SINO-U.S. RELATION [ GS PAPER II ]

CONTEXT : Recently a virtual summit meeting between Presidents Joe Biden and Xi Jinping was held in which, multiple points of continuing strategic contentions between the U.S. and China were highlighted.

DEVELOPMENTS : 

Both agreed to find the common ground on contentious issues like :

  •  Trade and tensions surrounding Taiwan issue 

  • The South China Sea

In March 2021, at a meeting in Anchorage, Alaska, between senior officials from both countries, U.S. Secretary of State Antony Blinken said that there would be a “much more violent world” without the rules-based international order.

Blinken added that Chinese activities in Xinjiang, Hong Kong, and Taiwan, menace that international order, and were not internal matters. 

In that, Beijing was quick to claim a diplomatic victory, even though the summit meeting yielded no major developments.

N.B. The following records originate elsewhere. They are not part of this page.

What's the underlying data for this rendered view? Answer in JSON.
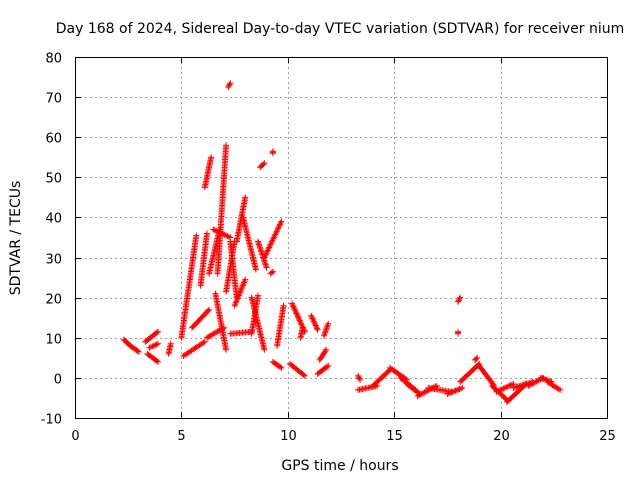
{
  "chart_data": {
    "type": "scatter",
    "title": "Day 168 of 2024, Sidereal Day-to-day VTEC variation (SDTVAR) for receiver nium",
    "xlabel": "GPS time / hours",
    "ylabel": "SDTVAR / TECUs",
    "xlim": [
      0,
      25
    ],
    "ylim": [
      -10,
      80
    ],
    "xticks": [
      0,
      5,
      10,
      15,
      20,
      25
    ],
    "yticks": [
      -10,
      0,
      10,
      20,
      30,
      40,
      50,
      60,
      70,
      80
    ],
    "grid": true,
    "marker": "+",
    "series_color": "#ff0000",
    "segments": [
      {
        "x0": 2.3,
        "x1": 2.6,
        "y0": 9.5,
        "y1": 8.0
      },
      {
        "x0": 2.6,
        "x1": 3.0,
        "y0": 8.0,
        "y1": 6.5
      },
      {
        "x0": 3.3,
        "x1": 3.9,
        "y0": 9.0,
        "y1": 11.5
      },
      {
        "x0": 3.4,
        "x1": 3.9,
        "y0": 6.0,
        "y1": 4.0
      },
      {
        "x0": 3.5,
        "x1": 3.9,
        "y0": 7.5,
        "y1": 8.5
      },
      {
        "x0": 4.4,
        "x1": 4.5,
        "y0": 6.0,
        "y1": 8.5
      },
      {
        "x0": 5.0,
        "x1": 5.7,
        "y0": 10.0,
        "y1": 35.5
      },
      {
        "x0": 5.1,
        "x1": 6.1,
        "y0": 5.5,
        "y1": 9.0
      },
      {
        "x0": 5.5,
        "x1": 6.3,
        "y0": 12.5,
        "y1": 17.0
      },
      {
        "x0": 5.9,
        "x1": 6.2,
        "y0": 23.0,
        "y1": 36.0
      },
      {
        "x0": 6.1,
        "x1": 6.4,
        "y0": 47.5,
        "y1": 55.0
      },
      {
        "x0": 6.2,
        "x1": 7.0,
        "y0": 10.0,
        "y1": 12.5
      },
      {
        "x0": 6.3,
        "x1": 6.8,
        "y0": 26.0,
        "y1": 37.0
      },
      {
        "x0": 6.5,
        "x1": 7.3,
        "y0": 37.0,
        "y1": 35.0
      },
      {
        "x0": 6.6,
        "x1": 7.1,
        "y0": 21.0,
        "y1": 7.0
      },
      {
        "x0": 6.7,
        "x1": 7.1,
        "y0": 26.0,
        "y1": 58.0
      },
      {
        "x0": 7.1,
        "x1": 7.5,
        "y0": 21.5,
        "y1": 34.0
      },
      {
        "x0": 7.2,
        "x1": 7.3,
        "y0": 72.5,
        "y1": 73.5
      },
      {
        "x0": 7.3,
        "x1": 7.6,
        "y0": 34.0,
        "y1": 20.0
      },
      {
        "x0": 7.3,
        "x1": 8.3,
        "y0": 11.0,
        "y1": 11.5
      },
      {
        "x0": 7.5,
        "x1": 8.0,
        "y0": 18.0,
        "y1": 24.5
      },
      {
        "x0": 7.6,
        "x1": 8.0,
        "y0": 34.0,
        "y1": 45.0
      },
      {
        "x0": 7.9,
        "x1": 8.5,
        "y0": 40.0,
        "y1": 27.0
      },
      {
        "x0": 8.3,
        "x1": 8.6,
        "y0": 11.0,
        "y1": 20.5
      },
      {
        "x0": 8.3,
        "x1": 8.9,
        "y0": 20.0,
        "y1": 7.0
      },
      {
        "x0": 8.6,
        "x1": 9.0,
        "y0": 34.0,
        "y1": 27.5
      },
      {
        "x0": 8.7,
        "x1": 8.9,
        "y0": 52.5,
        "y1": 53.5
      },
      {
        "x0": 8.9,
        "x1": 9.7,
        "y0": 30.0,
        "y1": 39.0
      },
      {
        "x0": 9.2,
        "x1": 9.3,
        "y0": 26.0,
        "y1": 26.5
      },
      {
        "x0": 9.3,
        "x1": 9.3,
        "y0": 56.0,
        "y1": 56.5
      },
      {
        "x0": 9.3,
        "x1": 9.7,
        "y0": 4.0,
        "y1": 2.5
      },
      {
        "x0": 9.5,
        "x1": 9.8,
        "y0": 8.0,
        "y1": 18.0
      },
      {
        "x0": 10.1,
        "x1": 10.8,
        "y0": 3.5,
        "y1": 0.5
      },
      {
        "x0": 10.2,
        "x1": 10.8,
        "y0": 18.5,
        "y1": 11.5
      },
      {
        "x0": 10.6,
        "x1": 10.7,
        "y0": 10.0,
        "y1": 12.5
      },
      {
        "x0": 11.1,
        "x1": 11.4,
        "y0": 15.5,
        "y1": 12.0
      },
      {
        "x0": 11.4,
        "x1": 11.9,
        "y0": 1.0,
        "y1": 3.0
      },
      {
        "x0": 11.5,
        "x1": 11.8,
        "y0": 4.5,
        "y1": 7.0
      },
      {
        "x0": 11.7,
        "x1": 11.9,
        "y0": 10.5,
        "y1": 13.5
      },
      {
        "x0": 13.3,
        "x1": 13.4,
        "y0": 0.5,
        "y1": -0.5
      },
      {
        "x0": 13.3,
        "x1": 14.2,
        "y0": -3.0,
        "y1": -2.0
      },
      {
        "x0": 14.0,
        "x1": 14.8,
        "y0": -2.0,
        "y1": 2.0
      },
      {
        "x0": 14.8,
        "x1": 15.6,
        "y0": 2.5,
        "y1": -0.5
      },
      {
        "x0": 15.3,
        "x1": 16.0,
        "y0": 0.0,
        "y1": -3.0
      },
      {
        "x0": 15.6,
        "x1": 16.2,
        "y0": -1.5,
        "y1": -4.0
      },
      {
        "x0": 16.1,
        "x1": 17.0,
        "y0": -4.5,
        "y1": -2.0
      },
      {
        "x0": 16.6,
        "x1": 17.7,
        "y0": -2.5,
        "y1": -3.5
      },
      {
        "x0": 17.5,
        "x1": 18.2,
        "y0": -4.0,
        "y1": -2.5
      },
      {
        "x0": 18.0,
        "x1": 18.1,
        "y0": 19.0,
        "y1": 20.0
      },
      {
        "x0": 18.0,
        "x1": 18.0,
        "y0": 11.0,
        "y1": 11.5
      },
      {
        "x0": 18.1,
        "x1": 19.0,
        "y0": -1.0,
        "y1": 3.5
      },
      {
        "x0": 18.8,
        "x1": 18.9,
        "y0": 4.5,
        "y1": 5.0
      },
      {
        "x0": 19.0,
        "x1": 19.7,
        "y0": 3.0,
        "y1": -2.0
      },
      {
        "x0": 19.6,
        "x1": 20.3,
        "y0": -2.0,
        "y1": -5.5
      },
      {
        "x0": 19.8,
        "x1": 20.6,
        "y0": -3.5,
        "y1": -1.5
      },
      {
        "x0": 20.3,
        "x1": 21.2,
        "y0": -6.0,
        "y1": -1.5
      },
      {
        "x0": 20.6,
        "x1": 21.5,
        "y0": -2.5,
        "y1": -1.0
      },
      {
        "x0": 21.3,
        "x1": 22.0,
        "y0": -2.0,
        "y1": 0.0
      },
      {
        "x0": 21.9,
        "x1": 22.4,
        "y0": 0.0,
        "y1": -1.0
      },
      {
        "x0": 22.2,
        "x1": 22.8,
        "y0": -1.0,
        "y1": -3.0
      }
    ]
  }
}
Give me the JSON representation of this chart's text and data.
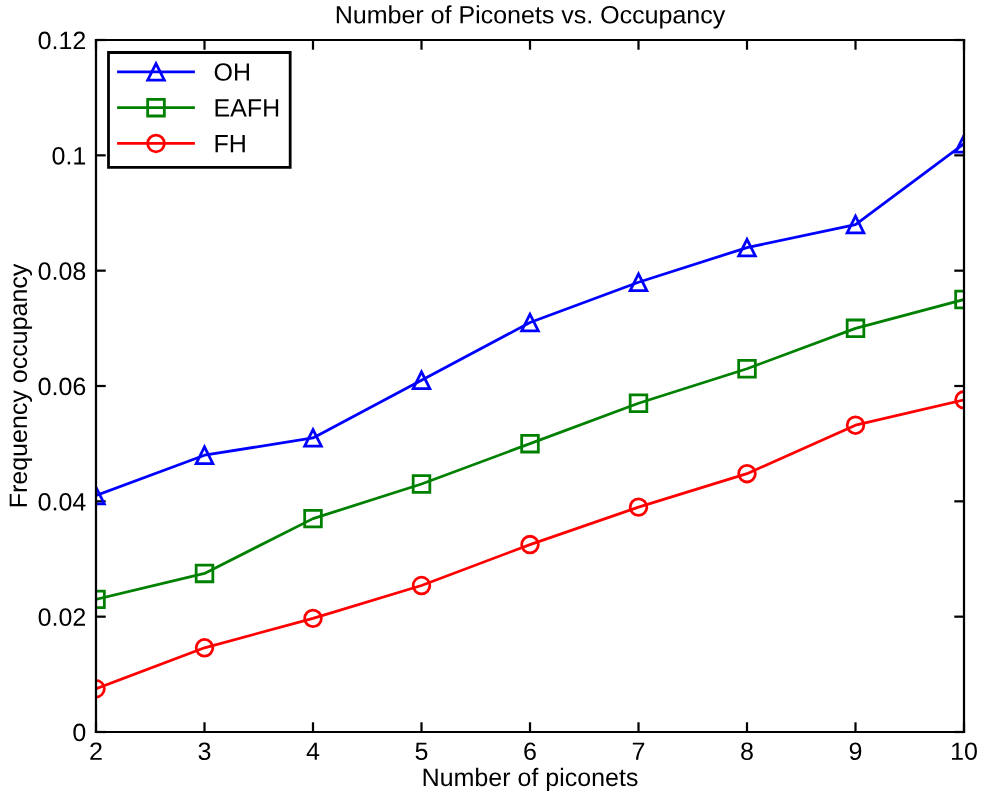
{
  "chart_data": {
    "type": "line",
    "title": "Number of Piconets vs. Occupancy",
    "xlabel": "Number of piconets",
    "ylabel": "Frequency occupancy",
    "x": [
      2,
      3,
      4,
      5,
      6,
      7,
      8,
      9,
      10
    ],
    "series": [
      {
        "name": "OH",
        "color": "#0000ff",
        "marker": "triangle",
        "values": [
          0.041,
          0.048,
          0.051,
          0.061,
          0.071,
          0.078,
          0.084,
          0.088,
          0.102
        ]
      },
      {
        "name": "EAFH",
        "color": "#008000",
        "marker": "square",
        "values": [
          0.023,
          0.0275,
          0.037,
          0.043,
          0.05,
          0.057,
          0.063,
          0.07,
          0.075
        ]
      },
      {
        "name": "FH",
        "color": "#ff0000",
        "marker": "circle",
        "values": [
          0.0075,
          0.0146,
          0.0197,
          0.0254,
          0.0325,
          0.039,
          0.0448,
          0.0532,
          0.0576
        ]
      }
    ],
    "xlim": [
      2,
      10
    ],
    "xticks": [
      2,
      3,
      4,
      5,
      6,
      7,
      8,
      9,
      10
    ],
    "ylim": [
      0,
      0.12
    ],
    "yticks": [
      0,
      0.02,
      0.04,
      0.06,
      0.08,
      0.1,
      0.12
    ],
    "grid": false,
    "legend": "top left",
    "line_style": "solid"
  }
}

The Chinese state media announced after that meeting that Biden doesn’t support Taiwan independence.

 Trade– At the top of the policy agenda, causing bilateral friction.

 After the damaging trade war with China prior to 2020, a relief arrived when Phase 1 Trade Agreement took place, requiring China to buy $380 billion worth of American goods by the end of 2021. 

With the shortages in orders from Beijing for Boeing aircraft (aviation slowdown), that did not happen.

On Taiwan’s independence : like always, Washington recognises but does not admit china’s claim over Taiwan under the One China policy

TO CONCLUDE:  Both CHINA and USA have to be balanced in managing their disputes over trade and regional issues otherwise there may be disturbances in the weak recovery in economic growth and public health.